By: Morgan Gaynor
One of our most cherished rights as Americans is our right to free speech.
Spirited discussion about public affairs is a prized part of our constitutional
tradition. Judges have recognized the “firstness” of our First
Amendment in helping to protect all our other rights.
Unfortunately, people who speak too loudly or clearly about public affairs
can face what legal observers called SLAPP suits. SLAPP means “strategic
lawsuits against public participation.” Although SLAPP suits are
often thought of as retaliatory suits brought by the government, they
can be brought by others as well. For example, a publicly traded corporation
with deep pockets might file a SLAPP suit to discourage people who protest
its environmental or safety record.
Many SLAPP suits are for libel or slander, but they can take many others
forms as well. They are defined by one key element: the person or entity
bringing it does not expect to win. Instead, the point of the case is
to “wear out” the other side by forcing it spend large amounts
of time and money defending the case. The idea is to make free speech
so expensive that people quit talking, even when the things they say are true.
People who bring SLAPP suits don’t worry about having their claims
decided at trial either. A common tactic in SLAPP suits is to keep the
case alive until the eve of a trial, then dismiss it. The defendant gets
only a Pyrrhic victory: the case is over, but they can’t recover
the substantial legal bills they incurred getting there.

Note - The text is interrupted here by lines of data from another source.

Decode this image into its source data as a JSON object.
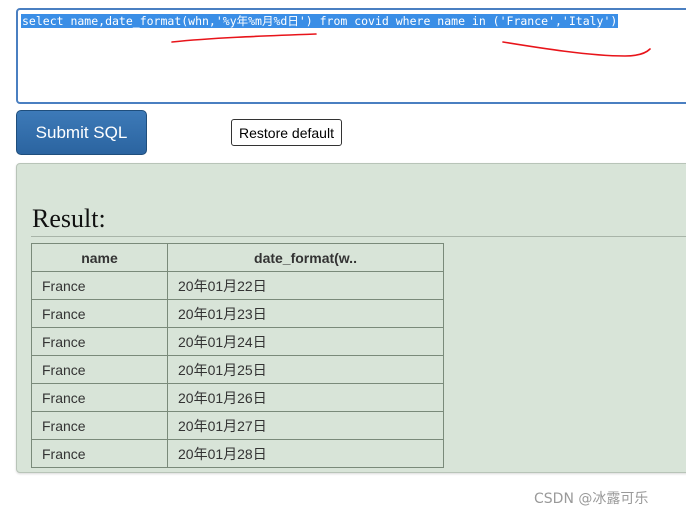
{
  "editor": {
    "sql": "select name,date_format(whn,'%y年%m月%d日') from covid where name in ('France','Italy')"
  },
  "buttons": {
    "submit_label": "Submit SQL",
    "restore_label": "Restore default"
  },
  "result": {
    "title": "Result:",
    "columns": [
      "name",
      "date_format(w.."
    ],
    "rows": [
      [
        "France",
        "20年01月22日"
      ],
      [
        "France",
        "20年01月23日"
      ],
      [
        "France",
        "20年01月24日"
      ],
      [
        "France",
        "20年01月25日"
      ],
      [
        "France",
        "20年01月26日"
      ],
      [
        "France",
        "20年01月27日"
      ],
      [
        "France",
        "20年01月28日"
      ]
    ]
  },
  "annotation": {
    "color": "#e8141a"
  },
  "watermark": {
    "text": "CSDN @冰露可乐"
  },
  "colors": {
    "selection": "#3a8ee6",
    "button_blue": "#2b64a0",
    "panel_bg": "#d8e4d8"
  }
}
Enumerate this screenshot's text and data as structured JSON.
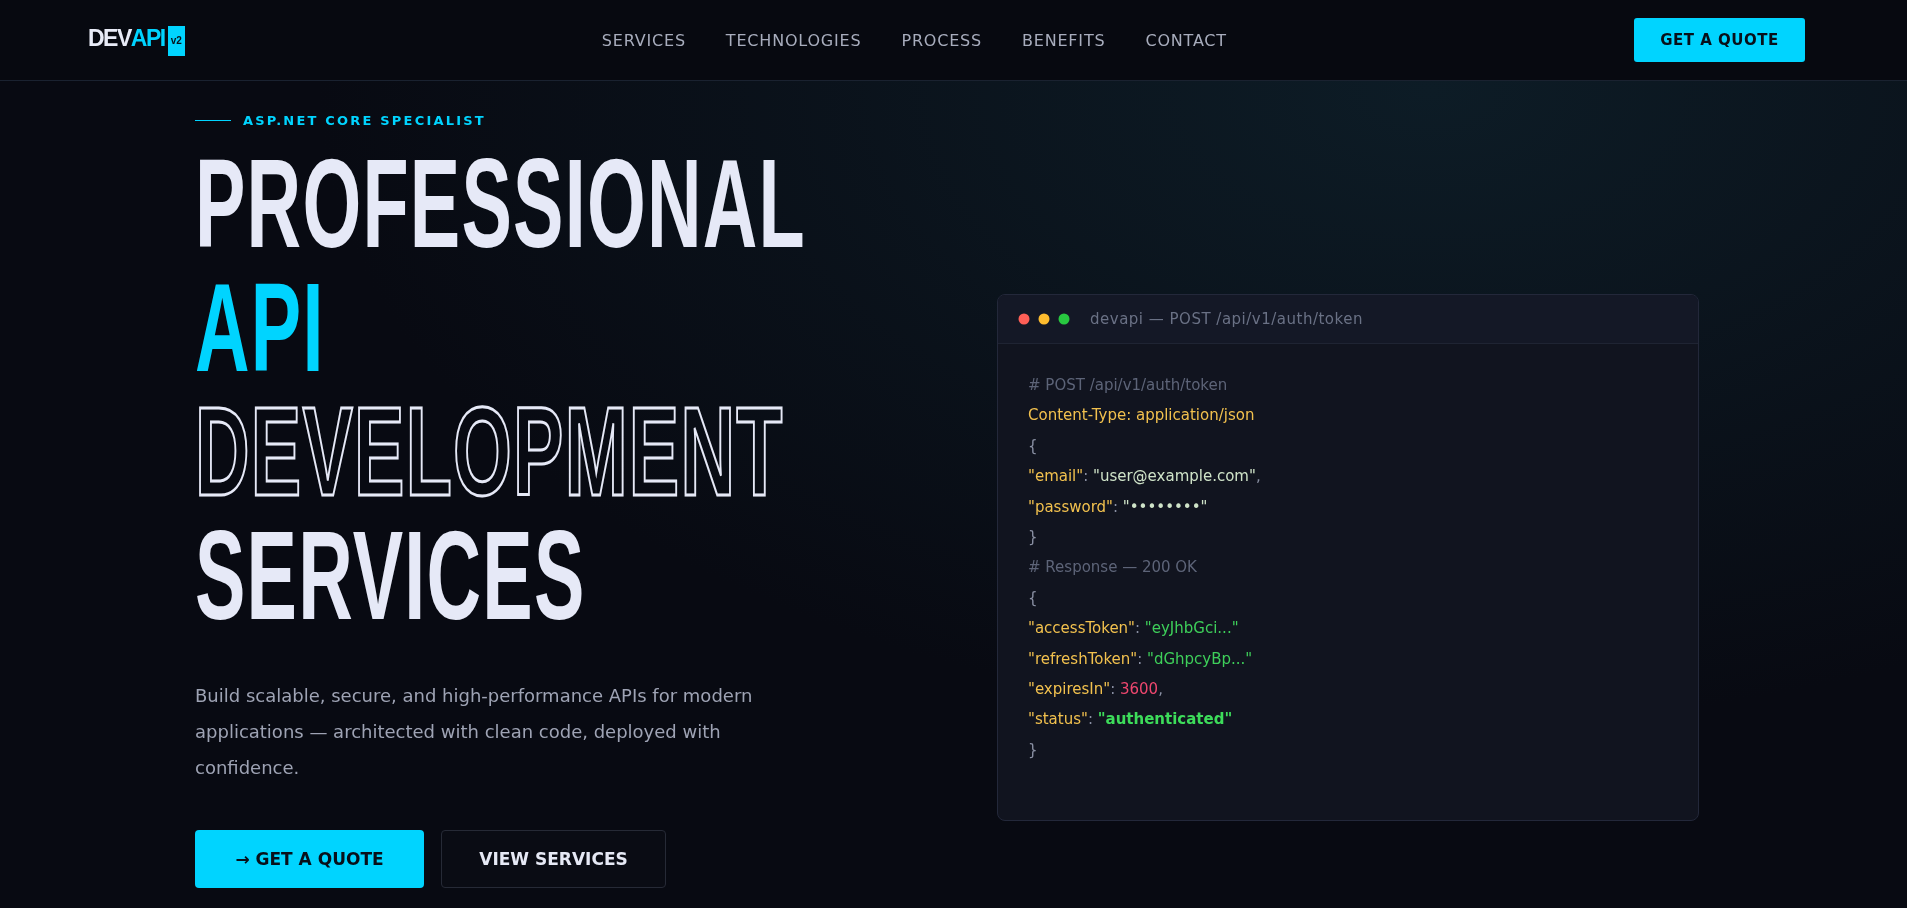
{
  "nav": {
    "logo": {
      "part_1": "DEV",
      "part_2": "API",
      "badge": "v2"
    },
    "links": [
      {
        "label": "SERVICES"
      },
      {
        "label": "TECHNOLOGIES"
      },
      {
        "label": "PROCESS"
      },
      {
        "label": "BENEFITS"
      },
      {
        "label": "CONTACT"
      }
    ],
    "cta": "GET A QUOTE"
  },
  "hero": {
    "eyebrow": "ASP.NET CORE SPECIALIST",
    "headline": [
      {
        "text": "PROFESSIONAL",
        "kind": "solid"
      },
      {
        "text": "API",
        "kind": "accent"
      },
      {
        "text": "DEVELOPMENT",
        "kind": "outline"
      },
      {
        "text": "SERVICES",
        "kind": "solid"
      }
    ],
    "description": "Build scalable, secure, and high-performance APIs for modern applications — architected with clean code, deployed with confidence.",
    "buttons": [
      {
        "label": "→ GET A QUOTE",
        "kind": "primary"
      },
      {
        "label": "VIEW SERVICES",
        "kind": "secondary"
      }
    ]
  },
  "code_window": {
    "title": "devapi — POST /api/v1/auth/token",
    "lines": [
      [
        {
          "text": "# POST /api/v1/auth/token",
          "kind": "comment"
        }
      ],
      [
        {
          "text": "Content-Type: application/json",
          "kind": "header"
        }
      ],
      [
        {
          "text": "{",
          "kind": "punct"
        }
      ],
      [
        {
          "text": "\"email\"",
          "kind": "key"
        },
        {
          "text": ": ",
          "kind": "punct"
        },
        {
          "text": "\"user@example.com\"",
          "kind": "plain"
        },
        {
          "text": ",",
          "kind": "punct"
        }
      ],
      [
        {
          "text": "\"password\"",
          "kind": "key"
        },
        {
          "text": ": ",
          "kind": "punct"
        },
        {
          "text": "\"••••••••\"",
          "kind": "plain"
        }
      ],
      [
        {
          "text": "}",
          "kind": "punct"
        }
      ],
      [
        {
          "text": "# Response — 200 OK",
          "kind": "comment"
        }
      ],
      [
        {
          "text": "{",
          "kind": "punct"
        }
      ],
      [
        {
          "text": "\"accessToken\"",
          "kind": "key"
        },
        {
          "text": ": ",
          "kind": "punct"
        },
        {
          "text": "\"eyJhbGci...\"",
          "kind": "string"
        }
      ],
      [
        {
          "text": "\"refreshToken\"",
          "kind": "key"
        },
        {
          "text": ": ",
          "kind": "punct"
        },
        {
          "text": "\"dGhpcyBp...\"",
          "kind": "string"
        }
      ],
      [
        {
          "text": "\"expiresIn\"",
          "kind": "key"
        },
        {
          "text": ": ",
          "kind": "punct"
        },
        {
          "text": "3600",
          "kind": "number"
        },
        {
          "text": ",",
          "kind": "punct"
        }
      ],
      [
        {
          "text": "\"status\"",
          "kind": "key"
        },
        {
          "text": ": ",
          "kind": "punct"
        },
        {
          "text": "\"authenticated\"",
          "kind": "status"
        }
      ],
      [
        {
          "text": "}",
          "kind": "punct"
        }
      ]
    ]
  }
}
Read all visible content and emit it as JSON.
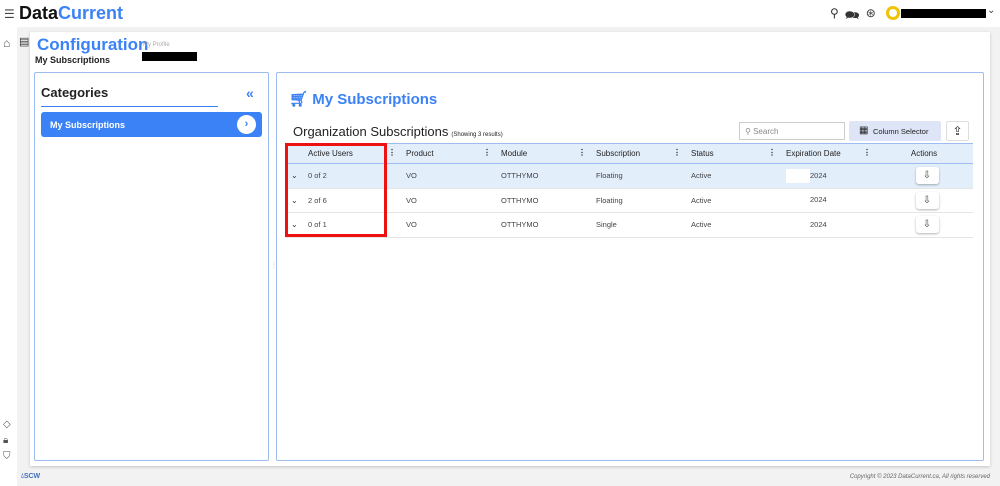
{
  "header": {
    "logo_a": "Data",
    "logo_b": "Current"
  },
  "page": {
    "title": "Configuration",
    "my_profile": "My Profile",
    "subtitle": "My Subscriptions"
  },
  "categories": {
    "title": "Categories",
    "items": [
      {
        "label": "My Subscriptions"
      }
    ]
  },
  "main": {
    "title": "My Subscriptions",
    "table_title": "Organization Subscriptions",
    "count": "(Showing 3 results)",
    "search_placeholder": "Search",
    "column_selector": "Column Selector"
  },
  "table": {
    "headers": [
      "Active Users",
      "Product",
      "Module",
      "Subscription",
      "Status",
      "Expiration Date",
      "Actions"
    ],
    "rows": [
      {
        "active_users": "0 of 2",
        "product": "VO",
        "module": "OTTHYMO",
        "subscription": "Floating",
        "status": "Active",
        "expiration": "2024"
      },
      {
        "active_users": "2 of 6",
        "product": "VO",
        "module": "OTTHYMO",
        "subscription": "Floating",
        "status": "Active",
        "expiration": "2024"
      },
      {
        "active_users": "0 of 1",
        "product": "VO",
        "module": "OTTHYMO",
        "subscription": "Single",
        "status": "Active",
        "expiration": "2024"
      }
    ]
  },
  "footer": {
    "logo": "SCW",
    "copyright": "Copyright © 2023 DataCurrent.ca, All rights reserved"
  }
}
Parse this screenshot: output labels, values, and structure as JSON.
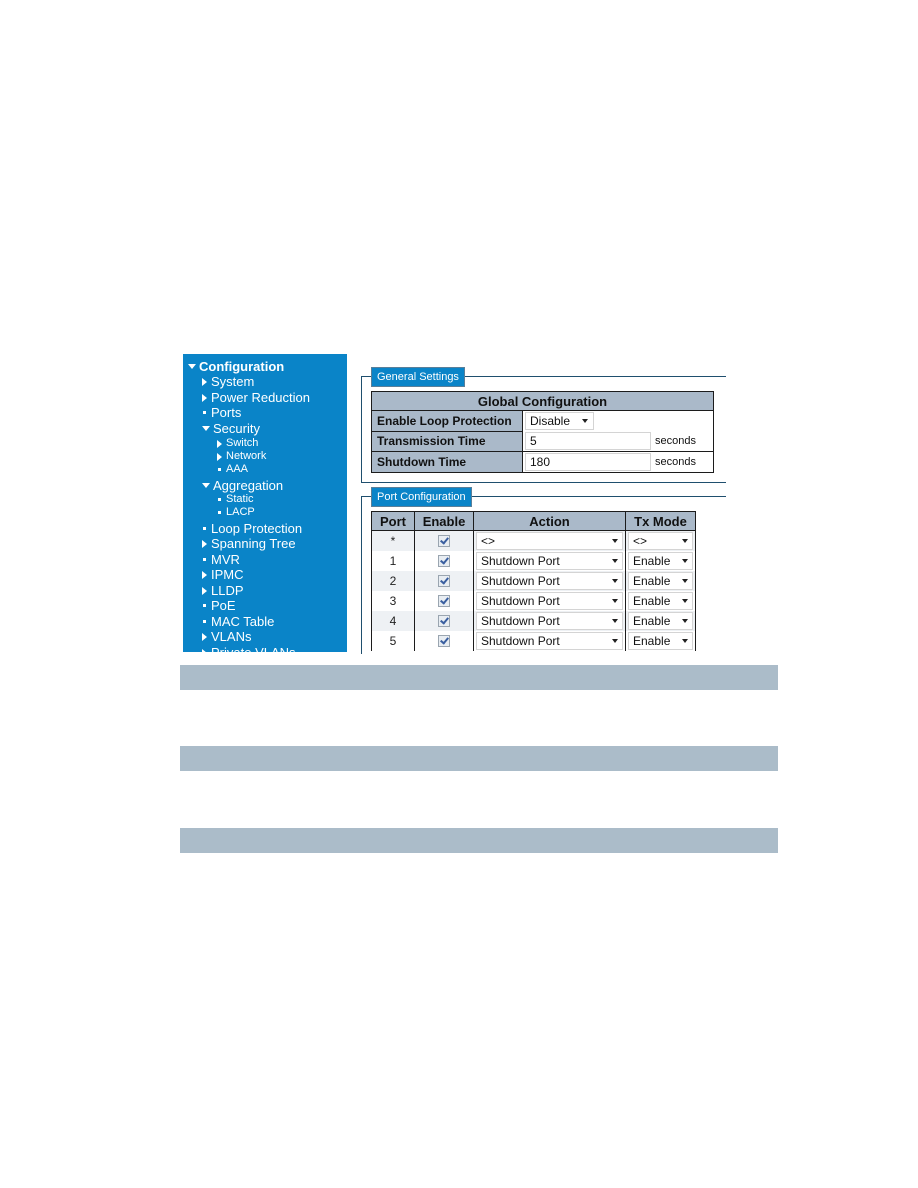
{
  "sidebar": {
    "items": [
      {
        "label": "Configuration",
        "level": 0,
        "icon": "triangle-down-icon"
      },
      {
        "label": "System",
        "level": 1,
        "icon": "triangle-right-icon"
      },
      {
        "label": "Power Reduction",
        "level": 1,
        "icon": "triangle-right-icon"
      },
      {
        "label": "Ports",
        "level": 1,
        "icon": "square-bullet-icon"
      },
      {
        "label": "Security",
        "level": 1,
        "icon": "triangle-down-icon"
      },
      {
        "label": "Switch",
        "level": 2,
        "icon": "triangle-right-icon"
      },
      {
        "label": "Network",
        "level": 2,
        "icon": "triangle-right-icon"
      },
      {
        "label": "AAA",
        "level": 2,
        "icon": "square-bullet-icon"
      },
      {
        "label": "Aggregation",
        "level": 1,
        "icon": "triangle-down-icon"
      },
      {
        "label": "Static",
        "level": 2,
        "icon": "square-bullet-icon"
      },
      {
        "label": "LACP",
        "level": 2,
        "icon": "square-bullet-icon"
      },
      {
        "label": "Loop Protection",
        "level": 1,
        "icon": "square-bullet-icon"
      },
      {
        "label": "Spanning Tree",
        "level": 1,
        "icon": "triangle-right-icon"
      },
      {
        "label": "MVR",
        "level": 1,
        "icon": "square-bullet-icon"
      },
      {
        "label": "IPMC",
        "level": 1,
        "icon": "triangle-right-icon"
      },
      {
        "label": "LLDP",
        "level": 1,
        "icon": "triangle-right-icon"
      },
      {
        "label": "PoE",
        "level": 1,
        "icon": "square-bullet-icon"
      },
      {
        "label": "MAC Table",
        "level": 1,
        "icon": "square-bullet-icon"
      },
      {
        "label": "VLANs",
        "level": 1,
        "icon": "triangle-right-icon"
      },
      {
        "label": "Private VLANs",
        "level": 1,
        "icon": "triangle-right-icon"
      }
    ]
  },
  "general_settings": {
    "legend": "General Settings",
    "table_title": "Global Configuration",
    "rows": [
      {
        "label": "Enable Loop Protection",
        "value": "Disable",
        "type": "select",
        "unit": ""
      },
      {
        "label": "Transmission Time",
        "value": "5",
        "type": "input",
        "unit": "seconds"
      },
      {
        "label": "Shutdown Time",
        "value": "180",
        "type": "input",
        "unit": "seconds"
      }
    ]
  },
  "port_configuration": {
    "legend": "Port Configuration",
    "headers": [
      "Port",
      "Enable",
      "Action",
      "Tx Mode"
    ],
    "rows": [
      {
        "port": "*",
        "enable": true,
        "action": "<>",
        "tx_mode": "<>"
      },
      {
        "port": "1",
        "enable": true,
        "action": "Shutdown Port",
        "tx_mode": "Enable"
      },
      {
        "port": "2",
        "enable": true,
        "action": "Shutdown Port",
        "tx_mode": "Enable"
      },
      {
        "port": "3",
        "enable": true,
        "action": "Shutdown Port",
        "tx_mode": "Enable"
      },
      {
        "port": "4",
        "enable": true,
        "action": "Shutdown Port",
        "tx_mode": "Enable"
      },
      {
        "port": "5",
        "enable": true,
        "action": "Shutdown Port",
        "tx_mode": "Enable"
      }
    ]
  },
  "colors": {
    "sidebar_bg": "#0a84c8",
    "header_bg": "#aab9c9",
    "band_bg": "#abbcc9"
  }
}
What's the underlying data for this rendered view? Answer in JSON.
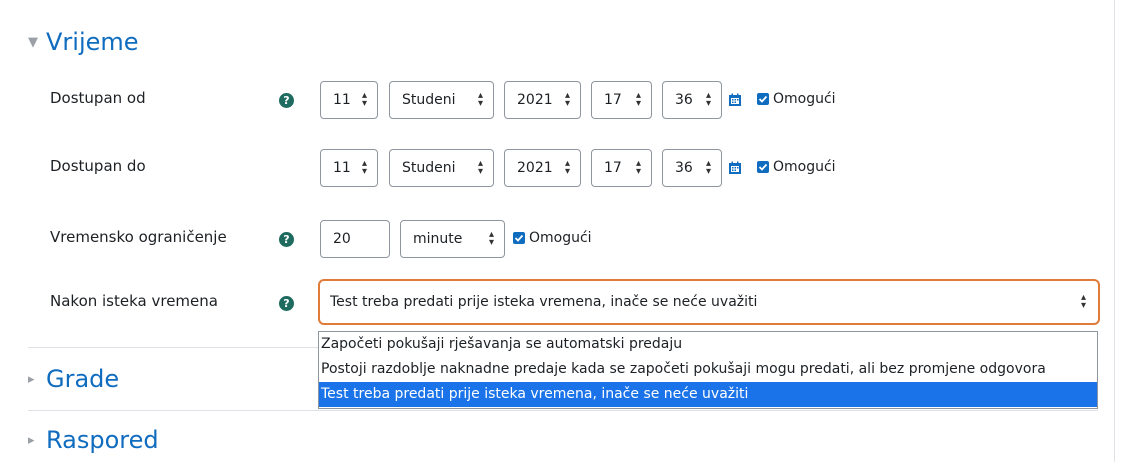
{
  "sections": {
    "vrijeme": "Vrijeme",
    "grade": "Grade",
    "raspored": "Raspored"
  },
  "rows": {
    "dostupan_od": {
      "label": "Dostupan od",
      "day": "11",
      "month": "Studeni",
      "year": "2021",
      "hour": "17",
      "minute": "36",
      "enable": "Omogući"
    },
    "dostupan_do": {
      "label": "Dostupan do",
      "day": "11",
      "month": "Studeni",
      "year": "2021",
      "hour": "17",
      "minute": "36",
      "enable": "Omogući"
    },
    "vremensko": {
      "label": "Vremensko ograničenje",
      "value": "20",
      "unit": "minute",
      "enable": "Omogući"
    },
    "nakon": {
      "label": "Nakon isteka vremena",
      "selected": "Test treba predati prije isteka vremena, inače se neće uvažiti",
      "options": [
        "Započeti pokušaji rješavanja se automatski predaju",
        "Postoji razdoblje naknadne predaje kada se započeti pokušaji mogu predati, ali bez promjene odgovora",
        "Test treba predati prije isteka vremena, inače se neće uvažiti"
      ]
    }
  },
  "colors": {
    "accent": "#0f6cbf",
    "focus": "#e07b39",
    "highlight": "#1a73e8",
    "help": "#1f6b5f"
  }
}
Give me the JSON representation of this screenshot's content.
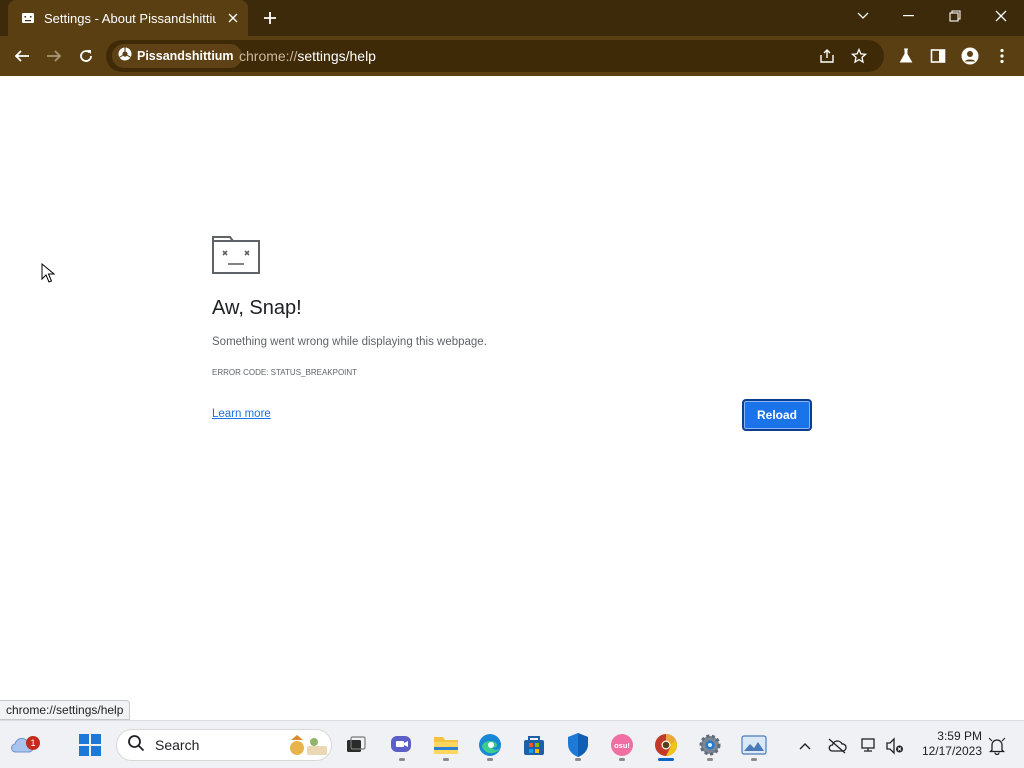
{
  "browser": {
    "tab_title": "Settings - About Pissandshittium",
    "site_chip_label": "Pissandshittium",
    "url_scheme": "chrome://",
    "url_path": "settings/help"
  },
  "page": {
    "heading": "Aw, Snap!",
    "message": "Something went wrong while displaying this webpage.",
    "error_code": "Error code: STATUS_BREAKPOINT",
    "learn_more": "Learn more",
    "reload": "Reload"
  },
  "status_bar": {
    "url": "chrome://settings/help"
  },
  "taskbar": {
    "search_label": "Search",
    "time": "3:59 PM",
    "date": "12/17/2023",
    "weather_badge": "1",
    "pinned_apps": [
      "windows-start",
      "search",
      "widgets",
      "file-explorer-task-view",
      "teams-chat",
      "file-explorer",
      "edge",
      "store",
      "defender",
      "osu",
      "browser",
      "settings",
      "photos"
    ]
  },
  "colors": {
    "tab_strip": "#3c2a0b",
    "toolbar": "#5a3f12",
    "accent": "#1a73e8"
  }
}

About half of the states in the U.S. have anti-SLAPP laws. That sounds
encouraging, but this patchy legal protection is not very helpful in practice.
Public dialogue is rarely confined within state lines in the age of online
communication. Because of that, a SLAPP plaintiff can simply file a lawsuit
in a state with no SLAPP law on the books.
It’s also true that anti-SLAPP laws vary in their level of protection.
Florida, for example, does have an anti-SLAPP law on the books. However,
it only prohibits retaliatory suits by the government. A corporate bully,
or an extremely wealthy person, could not be brought to heel by it.
For that reason, some members of the U.S. Congress have introduced a bill
to create a federal anti-SLAPP law (the Speak Free Act of 2015). The law
would provide SLAPP protection across all 50 states. It would also provide
a party hit with a SLAPP suit with a prompt review by a federal judge
to see if the case has real merit. Finally, a party who beats a SLAPP
suit would get attorney fees and costs from the party who brought it.
Although our firm does not handle SLAPP suits, we do have an interest in
this issue. Our firm (along with many others) benefits from the free flow
of information in media and legal circles. We learn through those circles
about things like insurance company claims practices, vehicle defects,
and the track records of expert witnesses. Any activity that stifles that
flow of information makes it harder for us to do our jobs well. The old
saying really is true: the more information, the better.
This is not a partisan issue. The bill has both Republican and Democratic
sponsors. Anyone who believes in things like investigative journalism,
whistleblowing, blogging, and healthy, robust debate about public affairs
should support it. It will help preserve one of our most fundamental rights
and keep truly frivolous lawsuits out of court.